Something strange happens to you as you age. It’s like this weird phenomenon, your age goes up, but in your mind you stay the same. I am stuck somewhere between ages 23 and 26. Old enough to know better, but too young to really care.
Yesterday, I became keenly aware that I may feel 24 1/2, but to the outside world, I am a mini-van driving soccer mom. Is this a crisis of some sort?
While driving to pick up my son from pre-school I was enjoying a little Nine Inch Nails, my windows rolled down, flush from my workout and feeling feisty. As I was rocking out, I had this weird feeling like I was being watched. I turn my head, and next to me is a group of teenagers looking aghast at my pathetic display of complete uncoolness.
Their faces were twisted and distorted in a way that betrayed their utter contempt for me. How dare I imitate their youth, their hipness, and their culture? These kids were fundamentally offended by me and I am pretty sure I forced them to confront their future mortality and their own inevitable drift into uncoolness.
I felt bad for them, so I smiled and flashed them the universal sign of rebellion by sticking my tongue out, giving them the devil sign and screamed “rock n’ roll forever” out the window.
‘Cuz ya know, f’ them.
I have earned the right to be a dork. I successfully escaped my youth mostly unscathed. I partied hard and spent many a night with my head in a toilet. I slam danced my heart out and pulled a few muscles doing so. I have squeezed out two kids, worked hard, paid my dues, blah, blah, blah.

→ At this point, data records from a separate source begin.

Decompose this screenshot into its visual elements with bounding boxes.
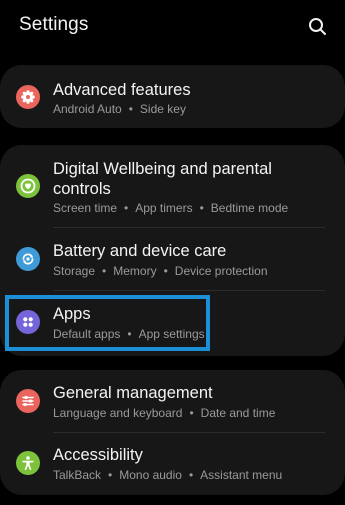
search-icon bbox=[309, 18, 326, 35]
subtitle-part: Device protection bbox=[174, 264, 268, 278]
settings-card-system: General management Language and keyboard… bbox=[0, 370, 345, 495]
separator-dot: • bbox=[102, 264, 107, 278]
app-header: Settings bbox=[0, 0, 345, 56]
apps-highlight-box bbox=[5, 295, 210, 351]
item-title: Advanced features bbox=[53, 81, 191, 99]
settings-item-advanced-features[interactable]: Advanced features Android Auto • Side key bbox=[0, 65, 345, 128]
settings-item-accessibility[interactable]: Accessibility TalkBack • Mono audio • Assist… bbox=[0, 433, 345, 495]
subtitle-part: Side key bbox=[139, 102, 186, 116]
search-button[interactable] bbox=[305, 14, 331, 40]
accessibility-person-icon bbox=[16, 451, 40, 475]
sliders-icon bbox=[16, 389, 40, 413]
item-title-line1: Digital Wellbeing and parental bbox=[53, 160, 272, 178]
separator-dot: • bbox=[188, 468, 194, 482]
wellbeing-heart-icon bbox=[16, 174, 40, 198]
item-title: General management bbox=[53, 384, 213, 402]
subtitle-part: Memory bbox=[113, 264, 157, 278]
page-title: Settings bbox=[19, 14, 89, 35]
subtitle-part: TalkBack bbox=[53, 468, 102, 482]
subtitle-part: Date and time bbox=[200, 406, 276, 420]
settings-item-digital-wellbeing[interactable]: Digital Wellbeing and parental controls … bbox=[0, 145, 345, 224]
settings-item-battery-device-care[interactable]: Battery and device care Storage • Memory • D… bbox=[0, 228, 345, 290]
separator-dot: • bbox=[128, 102, 133, 116]
separator-dot: • bbox=[108, 468, 113, 482]
settings-item-general-management[interactable]: General management Language and keyboard… bbox=[0, 370, 345, 432]
subtitle-part: Mono audio bbox=[119, 468, 182, 482]
gear-flower-icon bbox=[16, 85, 40, 109]
item-title: Accessibility bbox=[53, 446, 143, 464]
subtitle-part: Android Auto bbox=[53, 102, 122, 116]
item-subtitle: Screen time • App timers • Bedtime mode bbox=[53, 201, 288, 215]
separator-dot: • bbox=[189, 406, 194, 420]
subtitle-part: Language and keyboard bbox=[53, 406, 183, 420]
item-title: Battery and device care bbox=[53, 242, 227, 260]
subtitle-part: App timers bbox=[135, 201, 193, 215]
item-subtitle: TalkBack • Mono audio • Assistant menu bbox=[53, 468, 282, 482]
separator-dot: • bbox=[199, 201, 204, 215]
subtitle-part: Assistant menu bbox=[200, 468, 283, 482]
subtitle-part: Bedtime mode bbox=[210, 201, 289, 215]
subtitle-part: Storage bbox=[53, 264, 96, 278]
device-care-icon bbox=[16, 247, 40, 271]
item-subtitle: Language and keyboard • Date and time bbox=[53, 406, 275, 420]
item-title-line2: controls bbox=[53, 180, 111, 198]
item-subtitle: Storage • Memory • Device protection bbox=[53, 264, 268, 278]
separator-dot: • bbox=[163, 264, 168, 278]
separator-dot: • bbox=[124, 201, 129, 215]
item-subtitle: Android Auto • Side key bbox=[53, 102, 186, 116]
settings-card-advanced: Advanced features Android Auto • Side key bbox=[0, 65, 345, 128]
subtitle-part: Screen time bbox=[53, 201, 118, 215]
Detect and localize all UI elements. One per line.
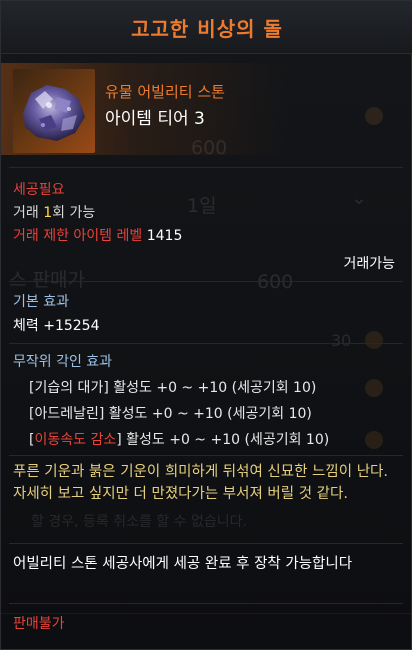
engraving-detail: 활성도 +0 ~ +10 (세공기회 10) <box>121 432 330 448</box>
ability-stone-icon <box>13 69 95 153</box>
divider <box>9 343 403 344</box>
ghost-notice-text: 할 경우, 등록 취소를 할 수 없습니다. <box>31 514 247 530</box>
item-name: 고고한 비상의 돌 <box>131 17 283 41</box>
sell-status: 판매불가 <box>13 616 65 632</box>
engraving-row: [이동속도 감소] 활성도 +0 ~ +10 (세공기회 10) <box>29 429 329 449</box>
flavor-text: 푸른 기운과 붉은 기운이 희미하게 뒤섞여 신묘한 느낌이 난다. 자세히 보… <box>13 464 388 502</box>
engraving-detail: 활성도 +0 ~ +10 (세공기회 10) <box>104 406 312 422</box>
ghost-chevron-icon: ⌄ <box>351 187 367 209</box>
divider <box>9 455 403 456</box>
ghost-price3-text: 30 <box>331 331 352 350</box>
item-tooltip: 600 1일 ⌄ 스 판매가 600 30 고고한 비상의 돌 <box>0 0 412 650</box>
item-rarity-type: 유물 어빌리티 스톤 <box>105 83 225 101</box>
trade-level-value: 1415 <box>146 228 183 244</box>
tooltip-header: 고고한 비상의 돌 <box>1 1 412 54</box>
engraving-name: 기습의 대가 <box>34 380 104 396</box>
engraving-name-negative: 이동속도 감소 <box>34 432 117 448</box>
ghost-gold-icon <box>365 379 383 397</box>
ghost-sale-text: 스 판매가 <box>9 269 85 291</box>
engraving-detail: 활성도 +0 ~ +10 (세공기회 10) <box>108 380 317 396</box>
item-tier: 아이템 티어 3 <box>105 109 205 129</box>
divider <box>9 167 403 168</box>
divider <box>9 281 403 282</box>
divider <box>9 543 403 544</box>
engraving-name: 아드레날린 <box>34 406 99 422</box>
ghost-day-text: 1일 <box>187 195 217 217</box>
instruction-text: 어빌리티 스톤 세공사에게 세공 완료 후 장착 가능합니다 <box>13 556 353 572</box>
ghost-gold-icon <box>365 331 383 349</box>
engraving-row: [기습의 대가] 활성도 +0 ~ +10 (세공기회 10) <box>29 377 316 397</box>
ghost-price2-text: 600 <box>257 271 294 293</box>
trade-count-suffix: 회 가능 <box>52 205 96 221</box>
ghost-gold-icon <box>365 107 383 125</box>
trade-level-row: 거래 제한 아이템 레벨 1415 <box>13 225 182 245</box>
trade-count: 거래 1회 가능 <box>13 202 95 222</box>
trade-count-value: 1 <box>43 205 53 221</box>
engraving-row: [아드레날린] 활성도 +0 ~ +10 (세공기회 10) <box>29 403 312 423</box>
trade-requirement-label: 세공필요 <box>13 182 65 198</box>
trade-count-prefix: 거래 <box>13 205 44 221</box>
divider <box>9 603 403 604</box>
ghost-gold-icon <box>365 431 383 449</box>
basic-effect-title: 기본 효과 <box>13 294 69 310</box>
trade-level-label: 거래 제한 아이템 레벨 <box>13 228 143 244</box>
tradable-status: 거래가능 <box>343 256 395 272</box>
random-engraving-title: 무작위 각인 효과 <box>13 354 113 370</box>
basic-effect-stat: 체력 +15254 <box>13 318 100 334</box>
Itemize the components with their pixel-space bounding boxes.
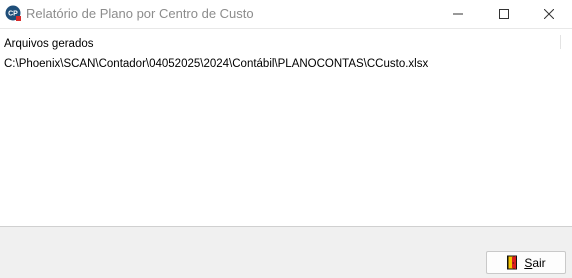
maximize-button[interactable]	[481, 0, 527, 28]
window-title: Relatório de Plano por Centro de Custo	[26, 6, 254, 21]
vertical-scrollbar[interactable]	[560, 35, 561, 49]
memo-line-header: Arquivos gerados	[4, 38, 94, 50]
minimize-icon	[453, 13, 463, 15]
close-button[interactable]	[526, 0, 572, 28]
app-window: CP Relatório de Plano por Centro de Cust…	[0, 0, 572, 278]
close-icon	[544, 9, 554, 19]
title-bar[interactable]: CP Relatório de Plano por Centro de Cust…	[0, 0, 572, 28]
exit-button-label: Sair	[524, 255, 546, 270]
maximize-icon	[499, 9, 509, 19]
memo-line-file-path: C:\Phoenix\SCAN\Contador\04052025\2024\C…	[4, 58, 429, 70]
footer-panel: Sair	[0, 227, 572, 278]
exit-door-icon	[507, 255, 518, 270]
output-memo[interactable]: Arquivos gerados C:\Phoenix\SCAN\Contado…	[0, 28, 572, 227]
app-logo-icon: CP	[5, 5, 21, 21]
minimize-button[interactable]	[435, 0, 481, 28]
exit-button[interactable]: Sair	[486, 251, 566, 274]
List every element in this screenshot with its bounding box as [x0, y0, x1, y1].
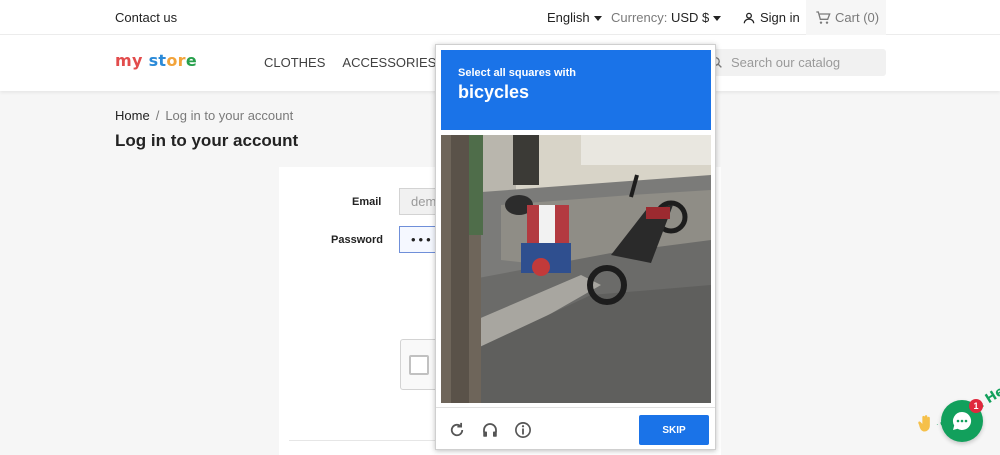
cart-count: (0)	[863, 10, 880, 25]
captcha-tile[interactable]	[645, 135, 711, 201]
cart-label: Cart	[835, 10, 860, 25]
chat-bubble-icon	[952, 411, 972, 430]
sign-in-link[interactable]: Sign in	[742, 10, 800, 25]
captcha-tile[interactable]	[645, 338, 711, 404]
store-logo[interactable]: my store	[115, 51, 197, 70]
language-value: English	[547, 10, 590, 25]
nav-item-clothes[interactable]: CLOTHES	[264, 55, 325, 70]
captcha-tile[interactable]	[441, 203, 507, 269]
language-selector[interactable]: English	[547, 10, 602, 25]
captcha-tile[interactable]	[577, 338, 643, 404]
currency-label: Currency:	[611, 10, 668, 25]
captcha-instruction: Select all squares with	[458, 67, 576, 79]
waving-hand-icon	[918, 415, 930, 432]
email-label: Email	[352, 196, 382, 208]
chevron-down-icon	[713, 16, 722, 22]
user-icon	[743, 12, 755, 23]
page-title: Log in to your account	[115, 131, 299, 150]
password-label: Password	[331, 234, 383, 246]
captcha-header: Select all squares with bicycles	[441, 50, 711, 130]
breadcrumb-current: Log in to your account	[165, 108, 294, 123]
captcha-tile[interactable]	[509, 135, 575, 201]
currency-selector[interactable]: Currency: USD $	[611, 10, 722, 25]
cart-button[interactable]: Cart (0)	[806, 0, 886, 35]
breadcrumb-home[interactable]: Home	[115, 108, 150, 123]
audio-icon[interactable]	[481, 421, 499, 439]
main-nav: CLOTHES ACCESSORIES A	[264, 55, 462, 70]
captcha-footer: SKIP	[436, 407, 715, 449]
captcha-tile[interactable]	[441, 270, 507, 336]
chevron-down-icon	[593, 16, 602, 22]
captcha-tile[interactable]	[577, 270, 643, 336]
currency-value: USD $	[670, 10, 710, 25]
captcha-grid	[441, 135, 711, 403]
breadcrumb-separator: /	[155, 108, 160, 123]
nav-item-accessories[interactable]: ACCESSORIES	[342, 55, 436, 70]
cart-icon	[816, 10, 831, 24]
captcha-tile[interactable]	[645, 270, 711, 336]
captcha-tile[interactable]	[577, 203, 643, 269]
recaptcha-checkbox[interactable]	[409, 355, 429, 375]
captcha-tile[interactable]	[441, 338, 507, 404]
search-placeholder: Search our catalog	[731, 55, 841, 70]
skip-button[interactable]: SKIP	[639, 415, 709, 445]
contact-us-link[interactable]: Contact us	[115, 10, 177, 25]
breadcrumb: Home / Log in to your account	[115, 108, 293, 123]
reload-icon[interactable]	[448, 421, 466, 439]
captcha-tile[interactable]	[441, 135, 507, 201]
captcha-tile[interactable]	[509, 203, 575, 269]
captcha-challenge: Select all squares with bicycles SKIP	[435, 44, 716, 450]
captcha-tile[interactable]	[509, 270, 575, 336]
captcha-tile[interactable]	[645, 203, 711, 269]
top-bar: Contact us English Currency: USD $ Sign …	[0, 0, 1000, 35]
chat-notification-badge: 1	[969, 399, 983, 413]
captcha-target: bicycles	[458, 82, 530, 102]
captcha-tile[interactable]	[577, 135, 643, 201]
info-icon[interactable]	[514, 421, 532, 439]
search-input[interactable]: Search our catalog	[700, 49, 886, 76]
captcha-tile[interactable]	[509, 338, 575, 404]
sign-in-label: Sign in	[760, 10, 800, 25]
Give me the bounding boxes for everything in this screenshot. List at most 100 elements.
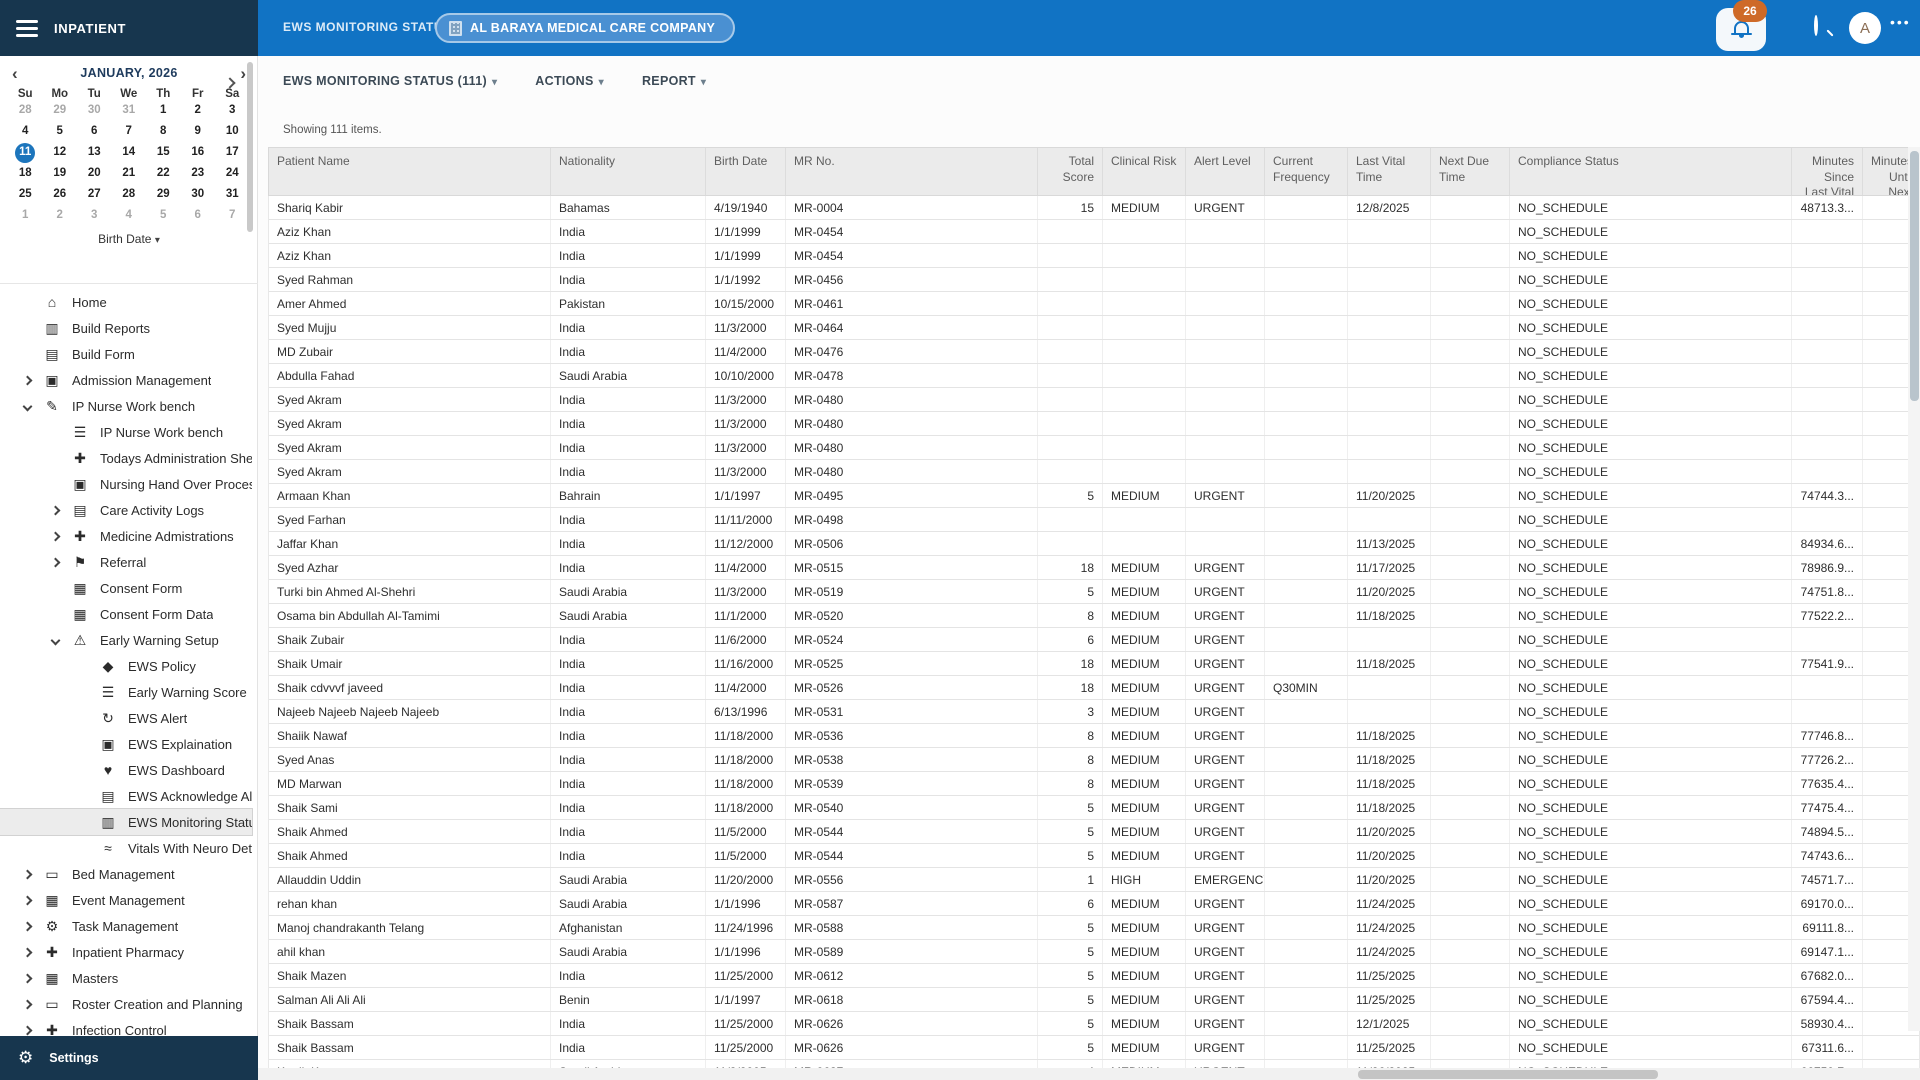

If I want to sit in my car, retreat to a time when my life was less complicated and I was more irresponsible, that’s my business you like punk ass bitches. Just because you don’t have to worry about mortgages, inflation, college tuition, middle-age spread, arthritis and retirement, doesn’t mean you’re better than I am.
I don’t have a curfew, I can buy my own beer, I can go to bars, see live nudes, buy porn, rent a car, see unrated movies. I can call your mom and tell her you were smoking in her car. And don’t think I won’t you little brats, sure drive off, laughing at me, but I know where you live.
Youth is so wasted on the young.
Okay, so maybe I am a little resentful and I won’t deny it, I hate teenagers. They think they’re the only ones who can be cool, listen to rock music, wear belly shirts and lo-rise jeans, paw at each other in public and hang with their crew at the roller rink.
I don’t have ACNE! Take that you little bastards!
I am still cool. I know what’s hip. I liked U2 and the Beastie Boys back when I ruled the back of the bus. You little jerks got nothing on me.
Getting older just means getting better; you can still have fun, listen to rock ‘n roll (perhaps at a lower volume) and be hip.
I just wish I could get my mom to stop hugging and kissing me in public; it’s so totally embarrassing.